壁の中で座っていただけのくせに。その言葉を飲み込み、キリヤは答える。
「大丈夫。隙を見てコポを送った」
ユウトがひと騒ぎ起こしているうちに。
魔女の心臓、いや、正式には土地神の依り代。それがリーリエンに着けば、焦る必要もない。
ここまで考えて、キリヤは気がついた。
矢面に立つ。そう心に誓っておきながら、結局オヤジにもミカにも、ユウトにまで先に走られてしまったのか、と。
格好悪いなと、内心で自嘲する。
「さすが」
そんな心境を知らないオヤジが、軽く笑い、急に真剣な顔つきになって、花に目を落とした。
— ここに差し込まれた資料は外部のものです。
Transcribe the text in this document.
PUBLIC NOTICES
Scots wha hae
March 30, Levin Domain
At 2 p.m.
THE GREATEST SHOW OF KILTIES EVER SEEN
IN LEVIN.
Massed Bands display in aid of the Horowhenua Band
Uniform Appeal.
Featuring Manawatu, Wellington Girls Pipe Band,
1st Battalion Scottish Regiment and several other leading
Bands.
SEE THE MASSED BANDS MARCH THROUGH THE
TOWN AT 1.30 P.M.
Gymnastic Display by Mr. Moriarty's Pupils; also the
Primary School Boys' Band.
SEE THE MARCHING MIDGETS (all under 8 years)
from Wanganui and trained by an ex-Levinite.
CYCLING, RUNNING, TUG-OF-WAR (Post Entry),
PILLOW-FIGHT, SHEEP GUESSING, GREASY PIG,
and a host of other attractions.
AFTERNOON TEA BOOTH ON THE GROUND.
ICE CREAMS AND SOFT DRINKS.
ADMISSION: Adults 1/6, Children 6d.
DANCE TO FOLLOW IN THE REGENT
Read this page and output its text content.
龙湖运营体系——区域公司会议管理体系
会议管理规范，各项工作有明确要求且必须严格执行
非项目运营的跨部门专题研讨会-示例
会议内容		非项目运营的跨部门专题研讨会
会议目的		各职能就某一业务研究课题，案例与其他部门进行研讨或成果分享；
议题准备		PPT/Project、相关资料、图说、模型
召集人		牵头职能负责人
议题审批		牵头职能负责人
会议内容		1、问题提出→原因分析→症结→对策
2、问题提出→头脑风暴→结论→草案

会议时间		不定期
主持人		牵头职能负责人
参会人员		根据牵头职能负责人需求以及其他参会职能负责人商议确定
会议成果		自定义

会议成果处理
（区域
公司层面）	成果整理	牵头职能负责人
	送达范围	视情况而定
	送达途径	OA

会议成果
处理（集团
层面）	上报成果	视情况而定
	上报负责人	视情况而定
そうして何を思ってか、少し寂し気に笑い、偽の空を見上げる。
「……なるんだね。魔族の主に」
「ああ。なったらしい」
肯定したキリヤも偽の空を見る。
晴れているが、どこか悲し気な青が広がっていた。
「じゃあ、僕はお役ご免だな」
届いた言葉に慌ててオヤジに視線を戻す。彼は、眉を下げて笑っていた。
「廊下、来る時見ただろう?」
「ああ……」
キリヤは血で濡れた廊下を思い出す。
オヤジが歩いた後にできた、死体の山。死屍累々とは、あれのことをいうのだろう。確かめたが、ひとりとして息はなかった。ほぼ一突き、一撃で息絶えていたのだ。
「僕は簡単に人の命を奪える。奪ってきたんだ。これが君のオヤジだよ」
ユウトも分かっただろうなあ。なんとなしに呟く声色は、明るく装っているのに、絶望に溢れている。